Kale Khan Mohammad Hanif v. CIT (1963) 50 ITR 1 (SC)

S.4: Charge of income-tax – Cash credits- Assessee must prove the source of receipt -In the absence of such proof the Assessing Officer is entitled to treat it as taxable income – Cash credits could be assessed as undisclosed income [ S. 147, Indian Income-tax Act, 1922, S.34 ]

Facts

The assessee is a trader carrying on two businesses, namely, manihari (general merchandise) and bidis. He had also certain income from property which is was  not relevant in these appeals. For each of the assessment years concerned, the assessee had submitted a return but as his accounts were not found complete and reliable, the Income-tax Officer had assessed the gross profits of the businesses     on the basis of certain percentages of the total sales which had also to be fixed      by estimates. No question arose in these appeals as to the correctness of these assessments.

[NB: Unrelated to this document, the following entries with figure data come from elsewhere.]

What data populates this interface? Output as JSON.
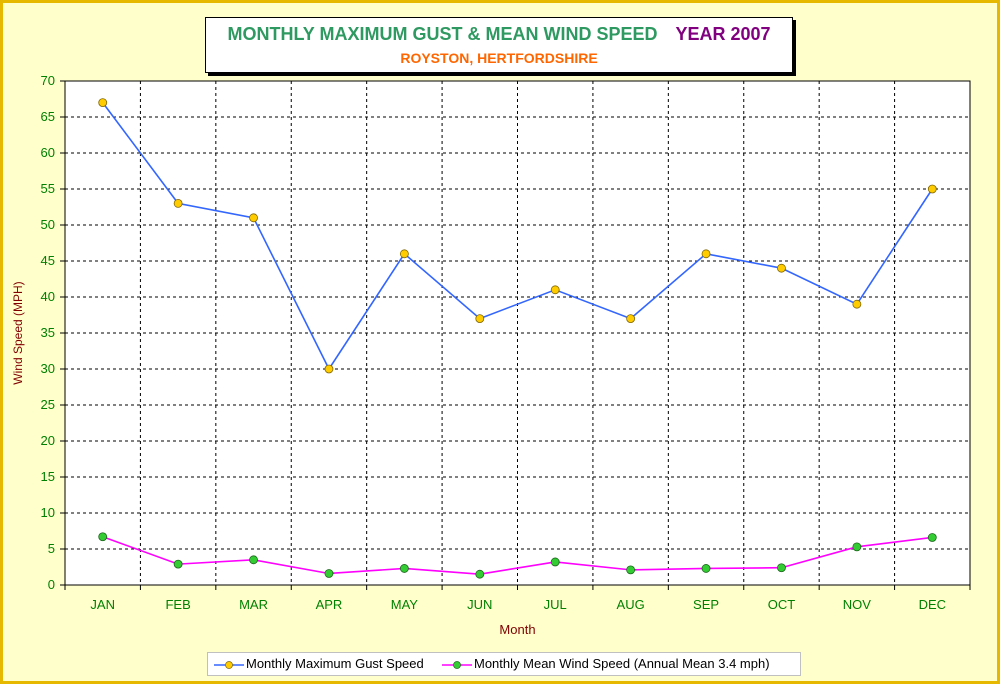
{
  "title": {
    "main": "MONTHLY MAXIMUM GUST & MEAN WIND SPEED",
    "year": "YEAR 2007",
    "subtitle": "ROYSTON, HERTFORDSHIRE"
  },
  "colors": {
    "background": "#ffffcc",
    "border": "#e6b800",
    "title_green": "#2e9960",
    "title_purple": "#800080",
    "subtitle_orange": "#ff6600",
    "axis_label": "#800000",
    "tick_label": "#008000",
    "gust_line": "#3366ff",
    "mean_line": "#ff00ff",
    "gust_marker": "#ffcc00",
    "mean_marker": "#33cc33"
  },
  "chart_data": {
    "type": "line",
    "categories": [
      "JAN",
      "FEB",
      "MAR",
      "APR",
      "MAY",
      "JUN",
      "JUL",
      "AUG",
      "SEP",
      "OCT",
      "NOV",
      "DEC"
    ],
    "series": [
      {
        "name": "Monthly Maximum Gust Speed",
        "values": [
          67,
          53,
          51,
          30,
          46,
          37,
          41,
          37,
          46,
          44,
          39,
          55
        ]
      },
      {
        "name": "Monthly Mean Wind Speed (Annual Mean 3.4 mph)",
        "values": [
          6.7,
          2.9,
          3.5,
          1.6,
          2.3,
          1.5,
          3.2,
          2.1,
          2.3,
          2.4,
          5.3,
          6.6
        ]
      }
    ],
    "xlabel": "Month",
    "ylabel": "Wind Speed (MPH)",
    "ylim": [
      0,
      70
    ],
    "yticks": [
      0,
      5,
      10,
      15,
      20,
      25,
      30,
      35,
      40,
      45,
      50,
      55,
      60,
      65,
      70
    ],
    "grid": true,
    "legend_position": "bottom"
  }
}
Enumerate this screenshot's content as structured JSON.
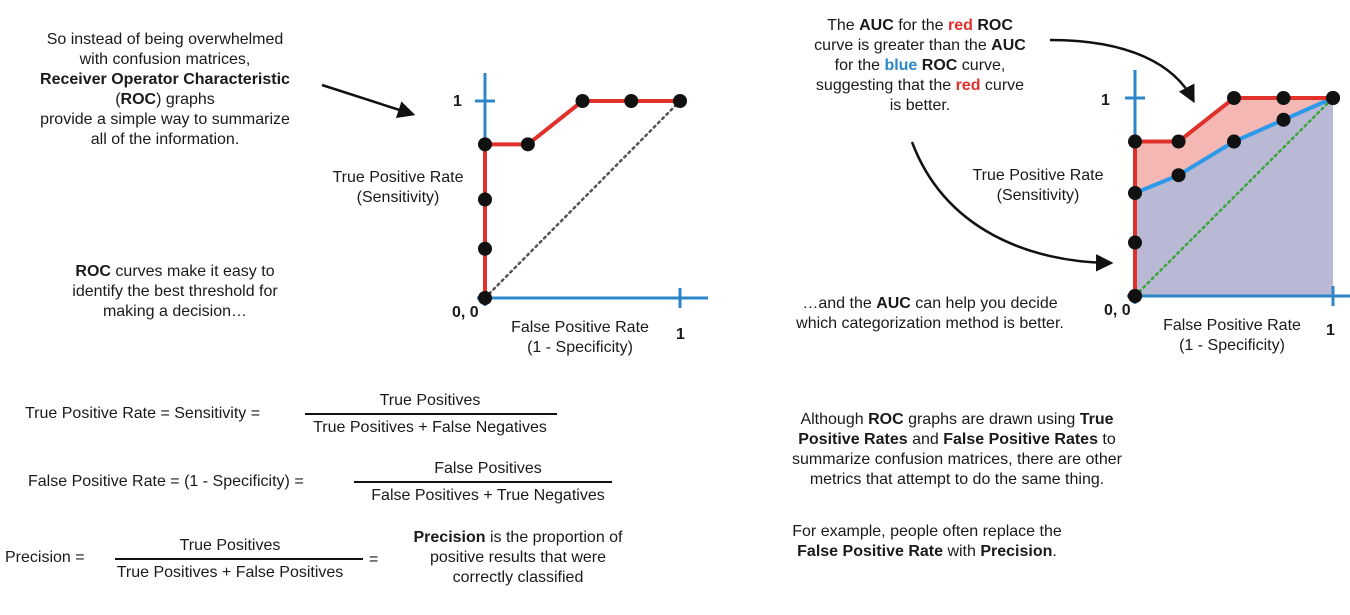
{
  "left_panel": {
    "intro_line1": "So instead of being overwhelmed",
    "intro_line2": "with confusion matrices,",
    "intro_bold": "Receiver Operator Characteristic",
    "intro_paren_open": "(",
    "intro_roc": "ROC",
    "intro_paren_close": ") graphs",
    "intro_line4": "provide a simple way to summarize",
    "intro_line5": "all of the information.",
    "roc_bold": "ROC",
    "roc_text1": " curves make it easy to",
    "roc_text2": "identify the best threshold for",
    "roc_text3": "making a decision…"
  },
  "right_panel": {
    "auc_the": "The ",
    "auc_bold1": "AUC",
    "auc_for_the": " for the ",
    "auc_red": "red",
    "auc_roc1": "ROC",
    "auc_line2a": "curve is greater than the ",
    "auc_bold2": "AUC",
    "auc_line3a": "for the ",
    "auc_blue": "blue",
    "auc_roc2": "ROC",
    "auc_line3b": " curve,",
    "auc_line4a": "suggesting that the ",
    "auc_red2": "red",
    "auc_line4b": " curve",
    "auc_line5": "is better.",
    "decide_a": "…and the ",
    "decide_auc": "AUC",
    "decide_b": " can help you decide",
    "decide_line2": "which categorization method is better.",
    "although_a": "Although ",
    "although_roc": "ROC",
    "although_b": " graphs are drawn using ",
    "although_tpr": "True",
    "although_tpr2": "Positive Rates",
    "although_and": " and ",
    "although_fpr": "False Positive Rates",
    "although_to": " to",
    "although_line3": "summarize confusion matrices, there are other",
    "although_line4": "metrics that attempt to do the same thing.",
    "example_line1": "For example, people often replace the",
    "example_fpr": "False Positive Rate",
    "example_with": " with ",
    "example_precision": "Precision",
    "example_dot": "."
  },
  "formulas": {
    "tpr_lhs": "True Positive Rate = Sensitivity =",
    "tpr_num": "True Positives",
    "tpr_den": "True Positives + False Negatives",
    "fpr_lhs": "False Positive Rate = (1 - Specificity) =",
    "fpr_num": "False Positives",
    "fpr_den": "False Positives + True Negatives",
    "prec_lhs": "Precision =",
    "prec_num": "True Positives",
    "prec_den": "True Positives + False Positives",
    "prec_eq": "=",
    "prec_bold": "Precision",
    "prec_desc1": " is the proportion of",
    "prec_desc2": "positive results that were",
    "prec_desc3": "correctly classified"
  },
  "chart_data": [
    {
      "type": "line",
      "title": "",
      "xlabel": "False Positive Rate\n(1 - Specificity)",
      "ylabel": "True Positive Rate\n(Sensitivity)",
      "xlabel_line1": "False Positive Rate",
      "xlabel_line2": "(1 - Specificity)",
      "ylabel_line1": "True Positive Rate",
      "ylabel_line2": "(Sensitivity)",
      "origin_label": "0, 0",
      "x_tick_label": "1",
      "y_tick_label": "1",
      "xlim": [
        0,
        1
      ],
      "ylim": [
        0,
        1
      ],
      "series": [
        {
          "color": "#e0312b",
          "x": [
            0,
            0,
            0,
            0,
            0.22,
            0.5,
            0.75,
            1.0
          ],
          "y": [
            0,
            0.25,
            0.5,
            0.78,
            0.78,
            1.0,
            1.0,
            1.0
          ]
        }
      ],
      "diagonal": {
        "style": "dotted",
        "color": "#555555"
      }
    },
    {
      "type": "area",
      "title": "",
      "xlabel": "False Positive Rate\n(1 - Specificity)",
      "ylabel": "True Positive Rate\n(Sensitivity)",
      "xlabel_line1": "False Positive Rate",
      "xlabel_line2": "(1 - Specificity)",
      "ylabel_line1": "True Positive Rate",
      "ylabel_line2": "(Sensitivity)",
      "origin_label": "0, 0",
      "x_tick_label": "1",
      "y_tick_label": "1",
      "xlim": [
        0,
        1
      ],
      "ylim": [
        0,
        1
      ],
      "series": [
        {
          "color": "#e0312b",
          "fill": "#f4b7b4",
          "x": [
            0,
            0,
            0.22,
            0.5,
            0.75,
            1.0
          ],
          "y": [
            0,
            0.78,
            0.78,
            1.0,
            1.0,
            1.0
          ]
        },
        {
          "color": "#2c9ae8",
          "fill": "#b9b9d6",
          "x": [
            0,
            0,
            0,
            0.22,
            0.5,
            0.75,
            1.0
          ],
          "y": [
            0,
            0.27,
            0.52,
            0.61,
            0.78,
            0.89,
            1.0
          ]
        }
      ],
      "diagonal": {
        "style": "dotted",
        "color": "#3aa53a"
      }
    }
  ]
}
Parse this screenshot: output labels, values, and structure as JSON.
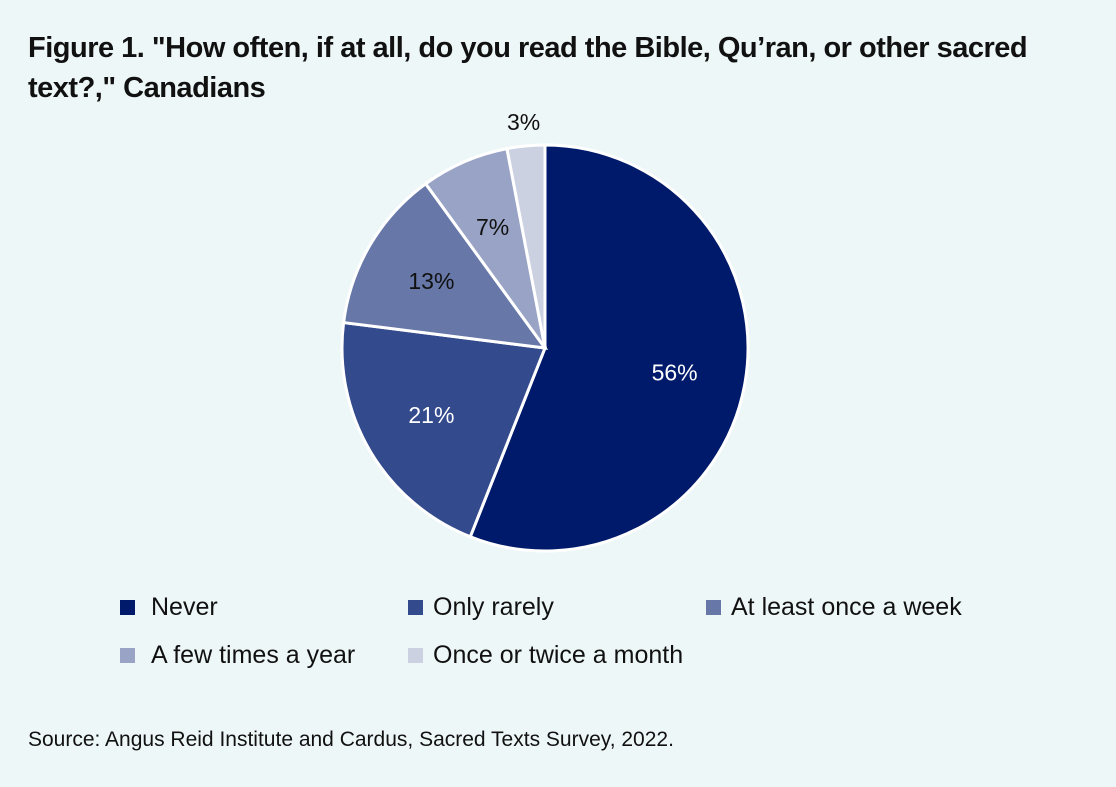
{
  "chart_data": {
    "type": "pie",
    "title": "Figure 1. \"How often, if at all, do you read the Bible, Qu’ran, or other sacred text?,\" Canadians",
    "categories": [
      "Never",
      "Only rarely",
      "At least once a week",
      "A few times a year",
      "Once or twice a month"
    ],
    "values": [
      56,
      21,
      13,
      7,
      3
    ],
    "labels": [
      "56%",
      "21%",
      "13%",
      "7%",
      "3%"
    ],
    "colors": [
      "#001a6b",
      "#334a8c",
      "#6677a8",
      "#99a3c5",
      "#ccd1e2"
    ],
    "label_colors": [
      "#ffffff",
      "#ffffff",
      "#111111",
      "#111111",
      "#111111"
    ],
    "legend_position": "bottom",
    "source": "Source: Angus Reid Institute and Cardus, Sacred Texts Survey, 2022."
  }
}
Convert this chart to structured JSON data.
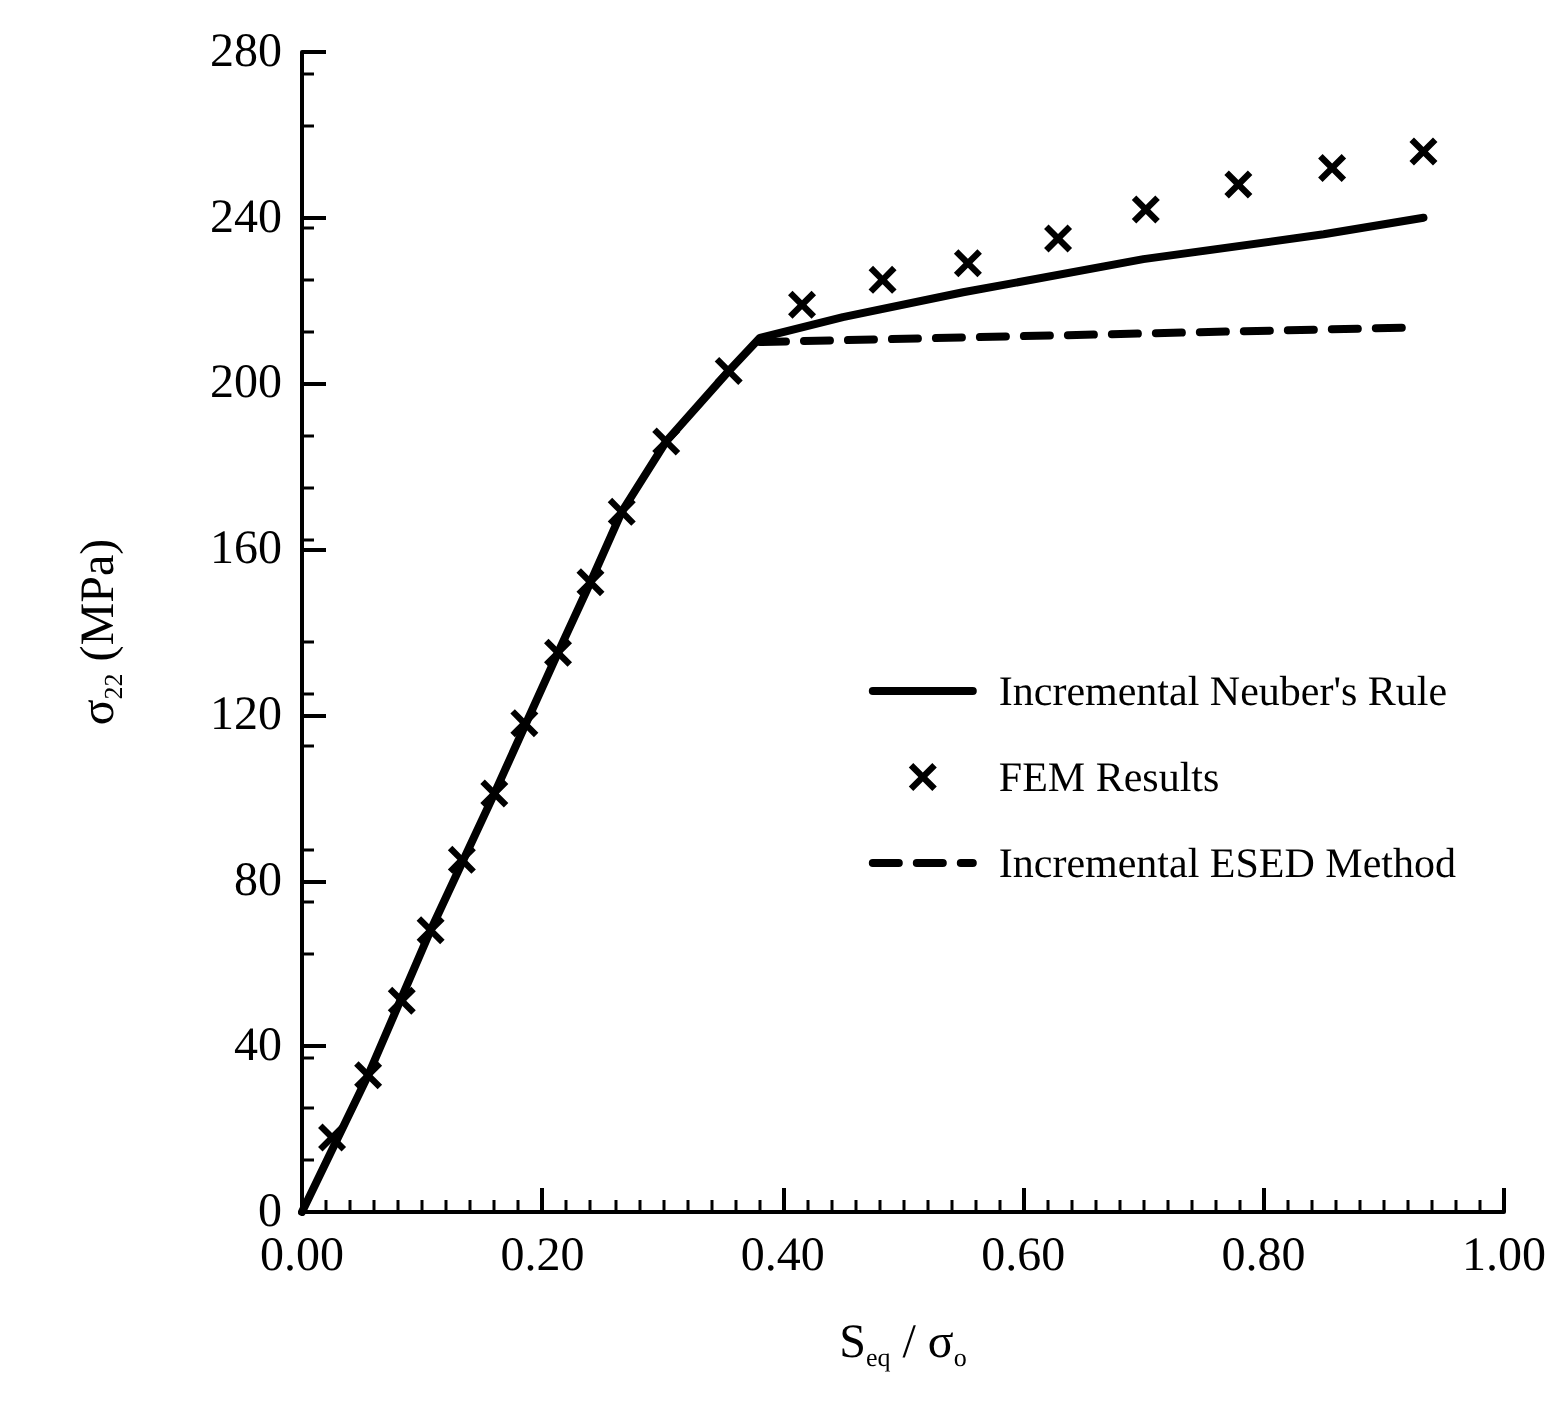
{
  "chart_data": {
    "type": "line",
    "xlabel": "S$_{eq}$ / σ$_{o}$",
    "ylabel": "σ$_{22}$ (MPa)",
    "xlim": [
      0,
      1
    ],
    "xticks": [
      {
        "value": 0,
        "label": "0.00"
      },
      {
        "value": 0.2,
        "label": "0.20"
      },
      {
        "value": 0.4,
        "label": "0.40"
      },
      {
        "value": 0.6,
        "label": "0.60"
      },
      {
        "value": 0.8,
        "label": "0.80"
      },
      {
        "value": 1,
        "label": "1.00"
      }
    ],
    "ylim": [
      0,
      280
    ],
    "yticks": [
      0,
      40,
      80,
      120,
      160,
      200,
      240,
      280
    ],
    "grid": false,
    "legend": "right",
    "series": [
      {
        "name": "Incremental Neuber's Rule",
        "line_style": "solid",
        "marker": "none",
        "color": "#000000",
        "x": [
          0,
          0.055,
          0.107,
          0.16,
          0.213,
          0.24,
          0.266,
          0.303,
          0.355,
          0.381,
          0.45,
          0.55,
          0.7,
          0.85,
          0.933
        ],
        "values": [
          0,
          33,
          68,
          101,
          135,
          152,
          169,
          186,
          203,
          211,
          216,
          222,
          230,
          236,
          240
        ]
      },
      {
        "name": "FEM Results",
        "type": "scatter",
        "marker": "cross",
        "color": "#000000",
        "x": [
          0.025,
          0.055,
          0.083,
          0.107,
          0.133,
          0.16,
          0.185,
          0.213,
          0.24,
          0.266,
          0.303,
          0.355,
          0.416,
          0.483,
          0.554,
          0.629,
          0.702,
          0.779,
          0.857,
          0.933
        ],
        "values": [
          18,
          33,
          51,
          68,
          85,
          101,
          118,
          135,
          152,
          169,
          186,
          203,
          219,
          225,
          229,
          235,
          242,
          248,
          252,
          256
        ]
      },
      {
        "name": "Incremental ESED Method",
        "line_style": "dashed",
        "marker": "none",
        "color": "#000000",
        "x": [
          0.381,
          0.922
        ],
        "values": [
          210,
          213.5
        ]
      }
    ]
  }
}
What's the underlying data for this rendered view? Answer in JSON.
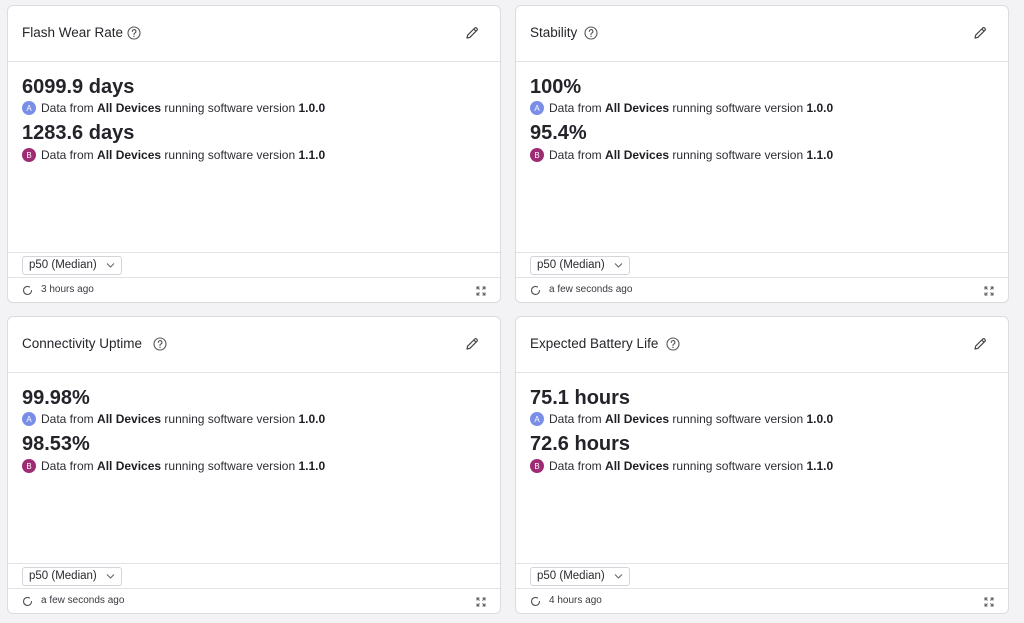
{
  "colors": {
    "badge_a": "#7a8ee8",
    "badge_b": "#9e2c74",
    "background": "#f3f3f5",
    "card": "#ffffff"
  },
  "icons": {
    "help": "help-circle-icon",
    "edit": "pencil-icon",
    "refresh": "refresh-icon",
    "expand": "expand-icon",
    "chevron": "chevron-down-icon"
  },
  "source_text": {
    "prefix": "Data from",
    "devices": "All Devices",
    "middle": "running software version"
  },
  "cards": [
    {
      "title": "Flash Wear Rate",
      "metrics": [
        {
          "badge": "A",
          "value": "6099.9 days",
          "version": "1.0.0"
        },
        {
          "badge": "B",
          "value": "1283.6 days",
          "version": "1.1.0"
        }
      ],
      "percentile": "p50 (Median)",
      "updated": "3 hours ago"
    },
    {
      "title": "Stability",
      "metrics": [
        {
          "badge": "A",
          "value": "100%",
          "version": "1.0.0"
        },
        {
          "badge": "B",
          "value": "95.4%",
          "version": "1.1.0"
        }
      ],
      "percentile": "p50 (Median)",
      "updated": "a few seconds ago"
    },
    {
      "title": "Connectivity Uptime",
      "metrics": [
        {
          "badge": "A",
          "value": "99.98%",
          "version": "1.0.0"
        },
        {
          "badge": "B",
          "value": "98.53%",
          "version": "1.1.0"
        }
      ],
      "percentile": "p50 (Median)",
      "updated": "a few seconds ago"
    },
    {
      "title": "Expected Battery Life",
      "metrics": [
        {
          "badge": "A",
          "value": "75.1 hours",
          "version": "1.0.0"
        },
        {
          "badge": "B",
          "value": "72.6 hours",
          "version": "1.1.0"
        }
      ],
      "percentile": "p50 (Median)",
      "updated": "4 hours ago"
    }
  ]
}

Subsequently, while dealing with the assessment for the year 1948-49, the Income- tax Officer noticed various credit entries in the assessee’s books of account which had all escaped his attention at the time of the assessment for the years 1945-46 and 1947-48 earlier mentioned. The ITO thereupon, with the sanction of the Commissioner re-opened the assessments for these years.

 

Issue

Whether the burden of proving the source of the cash credits was on the assessee? And the fact that the ITO assessed the income on a percentage basis, was he justified in treating the said sums as profits from an undisclosed source?

 

View

It appears from the judgment of the High Court that the reason given in support of the suggestion was that if that income was held to be income of an undisclosed source, the result would be double taxation of the same income which the Income-tax Act does not contemplate. The contention was that there would be double taxation because it was assumed that the same income had once been earlier taxed on the basis of an estimate. This reason is obviously fallacious, for if the income is treated as one from an undisclosed source which   the question postulates, it is not treated as income of the disclosed source which had previously been assessed to tax and, therefore, there is in such a case no double taxation. It is not a case where the income sought to be taxed was held

 

 

to be undisclosed income of a disclosed source, the income of which source had previously been taxed on the basis of an estimate. If it were so, the question of double taxation might have been legitimately raised. That, however, is clearly not the case here as the question as framed itself shows.

 

Held

It is well established that the onus of proving the source of a sum of money found to have been received by the assessee is on  him.If  he  disputes liability  for tax, it is for him to show either that the receipt was not income or that if it    was, it was exempt  from taxation under the provisions of the Act. In the absence   of such proof, the Income-tax Officer is entitled to treat it as taxable income. Further, taxing authorities were not precluded from treating the amounts of the credit entries as income from undisclosed sources simply because the entries appear in the books of a business whose income, they had previously computed   on a percentage basis. (AY. 1945-46, 1947-48) (CA No. 151 & 152 of 1961

  1. 8-2-1963.)

    Editorial: In Janki Ram Bahadur Ram v. CIT (1965) 57 ITR 21 (SC), the Court  held that it is for the revenue to establish that the profit earned in transaction is taxable as income.

    In CIT v.  Bikaner Trading Co. Ltd. (1970) 78 ITR 12 (SC), the onus is on     the department to prove that the amount is taxable as income in the relevant accounting period.

    In Kalwa Devadattam v. UOI (1963) 49 ITR 165 (SC), liability to tax arises on accrual of income and not on the basis of computation by the tax authorities.